Pharmacy

NCPA Congressional Fly In 2019 Legislative Priorities

What did we spend the week in DC advocating for? Some of the most important issues facing our profession currently! NCPA currently represents the interests of 22,000 pharmacists across the country, and exponentially more patients whose best interests are in mind when creating legislative priorities. The 2 days on Capitol Hill advocated for the following:

  1. S 988/HR 803: Improving Transparency and Accuracy in Medicare Part D Spending Act. This piece of legislation currently has 1 senate and 9 House cosponsors and would prohibit retroactive DIR fees for Medicare Part D plans. DIR fees are direct and indirect renumeration fees. After a claim for a prescription is submitted by a pharmacy to the PBM (pharmacy benefit manager) that processes it for the insurance provider, we are given a rate of reimbursement almost immediately which allows us to go ahead and charge the patient a copay and dispense the medication. However, anywhere from 3-6 months later, the pharmacy’s bank account suddenly is hit with DIR fees, taken with no warning and no explanation by the PBM. In many cases, the pharmacy now has actually lost money on the claim, or at the very least sees a gross profit margin much lower than expected. But this money taken back by the PBM does not go to the patient as a reimbursement for their copay or premium payments. The money goes directly into the pockets of the PBM, which is why you now see ALL the top 3 PBMs (CVS/Caremark, Optum Rx, and Express Scripts) in the top 15 of the Fortune 500 list. Not only are the patients being overcharged for their prescriptions, but pharmacies are losing thousands of dollars each year. The average annual total of DIR fees is somewhere between $80-100,000, with many pharmacies seeing much higher. This is driving many of the independent pharmacies out of business, therefore plunging their communities into far worse health statuses. This law would not allow PBMs to take these fees months later, and instead require any fees be taken at the point of sale, therefore allowing the patient to experience a lower copay, and pharmacies be able to budget more effectively.
  2. HR 1035: Prescription Drug Price Transparency Act. This currently has 23 cosponsors and would require PBMs to be transparent about the maximum allowable cost (which translates to the amount they reimburse pharmacies for dispensing a drug) that they utilize for each plan and pharmacy.

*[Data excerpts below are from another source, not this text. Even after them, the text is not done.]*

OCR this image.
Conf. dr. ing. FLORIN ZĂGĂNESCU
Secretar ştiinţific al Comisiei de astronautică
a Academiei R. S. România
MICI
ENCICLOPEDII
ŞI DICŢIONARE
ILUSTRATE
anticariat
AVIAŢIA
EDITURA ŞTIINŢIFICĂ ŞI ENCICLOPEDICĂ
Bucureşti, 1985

They currently reimburse different rates to different pharmacies and for specific medications made by manufacturers that offer them rebates. It would also outlaw PBM steering (a bill that was recently passed in Georgia), a practice in which a PBM like CVS/Caremark requires that beneficiaries go to a pharmacy that they own (CVS). This is a monopoly and takes away the patients’ ability to choose their location and level of care.
  3. HR 1959: Preserving Patient Access to Compounded Medications Act. This bill currently has 1 cosponsor and would require that the FDA acts to preserve the ability of patients to receive their compounded medications. This is a particular interest and passion of mine, and I look forward to continuing to advocate for it in May at the IACP Compounders on Capitol Hill event.
  4. Open Medicare Part D Preferred Networks to “Any Willing Pharmacy”. This is not yet a bill, but the idea is that Medicare Part D preferred networks would be open to any pharmacy that was willing to accept the contract terms and conditions would be able to participate. This would be Part D beneficiaries would have access to discounted copays at a pharmacy of their choice rather than only those currently in their exclusive preferred network.
  5. The Congressional Pharmacy Caucus. We urged all legislators to join this caucus (led by Representatives Peter Welch and Buddy Carter) to further their education on issues affecting community pharmacies and patients.